CHAPEL HILL, N.C. — Coffee is a staple of the college experience. Students at UNC Chapel Hill have taken the coffee experience one step further by opening and sustaining an entirely student owned and operated coffee shop that students can grab their coffee … in the meantime.

“I think it’s in the back of people's minds like are these students really going to pull this off, and we're like, 'yeah we are!'” said Mia Lerner, a barista at Meantime Coffee located in UNC’s Campus Y. 

Meantime is not your average coffee shop, Lerner said, “it’s kind of just an organization that stands for everything good about making coffee and UNC.”

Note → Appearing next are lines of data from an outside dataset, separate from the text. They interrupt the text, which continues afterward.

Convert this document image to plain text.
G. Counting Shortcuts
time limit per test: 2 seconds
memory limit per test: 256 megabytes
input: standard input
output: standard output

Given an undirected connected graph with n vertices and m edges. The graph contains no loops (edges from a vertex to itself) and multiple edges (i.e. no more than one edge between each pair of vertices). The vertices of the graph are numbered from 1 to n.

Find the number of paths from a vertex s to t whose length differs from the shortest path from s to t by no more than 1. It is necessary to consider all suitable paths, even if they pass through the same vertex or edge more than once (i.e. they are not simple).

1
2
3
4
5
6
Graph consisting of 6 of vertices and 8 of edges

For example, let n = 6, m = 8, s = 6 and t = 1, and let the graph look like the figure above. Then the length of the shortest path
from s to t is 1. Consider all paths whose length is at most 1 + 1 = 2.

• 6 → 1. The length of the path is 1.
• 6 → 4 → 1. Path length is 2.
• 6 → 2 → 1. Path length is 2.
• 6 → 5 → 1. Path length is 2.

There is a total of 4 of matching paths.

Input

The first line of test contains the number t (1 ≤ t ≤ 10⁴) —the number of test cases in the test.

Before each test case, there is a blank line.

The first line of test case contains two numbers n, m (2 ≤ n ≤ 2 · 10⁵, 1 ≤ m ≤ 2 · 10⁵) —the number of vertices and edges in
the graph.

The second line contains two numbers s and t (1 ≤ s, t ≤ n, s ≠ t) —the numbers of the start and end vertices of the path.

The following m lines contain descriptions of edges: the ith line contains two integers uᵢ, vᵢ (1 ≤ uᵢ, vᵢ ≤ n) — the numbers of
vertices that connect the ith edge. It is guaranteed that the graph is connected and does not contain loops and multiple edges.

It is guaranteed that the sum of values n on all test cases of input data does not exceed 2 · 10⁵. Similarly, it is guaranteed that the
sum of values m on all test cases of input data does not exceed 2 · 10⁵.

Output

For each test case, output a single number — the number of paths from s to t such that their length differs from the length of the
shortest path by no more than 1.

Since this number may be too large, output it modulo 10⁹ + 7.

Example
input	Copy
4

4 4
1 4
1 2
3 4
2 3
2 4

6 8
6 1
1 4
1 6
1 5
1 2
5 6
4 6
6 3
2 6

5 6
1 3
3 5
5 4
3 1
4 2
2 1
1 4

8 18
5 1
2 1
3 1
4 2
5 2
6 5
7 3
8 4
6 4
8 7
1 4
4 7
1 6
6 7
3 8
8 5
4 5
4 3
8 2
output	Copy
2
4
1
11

When the shop began serving coffee to fellow students five years ago the odds were stacked against them. 

“It’s difficult sometimes when you don't have someone with a lot of experience. We’re all new at this,” she said.

Lerner, a junior at UNC, has been working at Meantime since her first year. But the side gig was never part of her long-term plan. 

“I had no intention of working here, but I'm so glad I did like the happiest of accidents,” she said. “That type of customer service interaction is something I want to have for the rest of my life. Like I have another job, and I choose to keep my job at Meantime because I love it so much.”

Like the rest of her colleagues, Lerner works short shifts in between classes and gets paid a living wage. This is a benefit the founders kept up through the pandemic.

“I think it's in the back of people's minds like, 'are these students really going to pull this off' and we're like, 'yeah we are,'” Lerner said. 

Meantime Coffee is owned and operated entirely by undergraduate students. The model initially prompted concerns as the pandemic disrupted campus life but has since proven successful.

“We’re looked at like we won't succeed because we are student-run, and I think during the pandemic people didn’t have faith in us to make it through,” Lerner said, “and there is a lot of pressure to be professional and put on a face so people take it seriously, and it's been hard to get looked at as an actual coffee shop, but I think that the community we have and the executive committee we have is really dedicated to having a professional environment.”

The underdog coffee shop just celebrated its fifth anniversary, one benchmark of what Lerner hopes to be a long future as a staple of UNC.

“I would love to come back here and get coffee like in five years, 10 years down the road, like I hope this coffee shop succeeds so badly like I don't want anything more than that,” Lerner said. “I love it so much, and I hope that I have that experience of seeing that coffee shop that helped build my college experience.”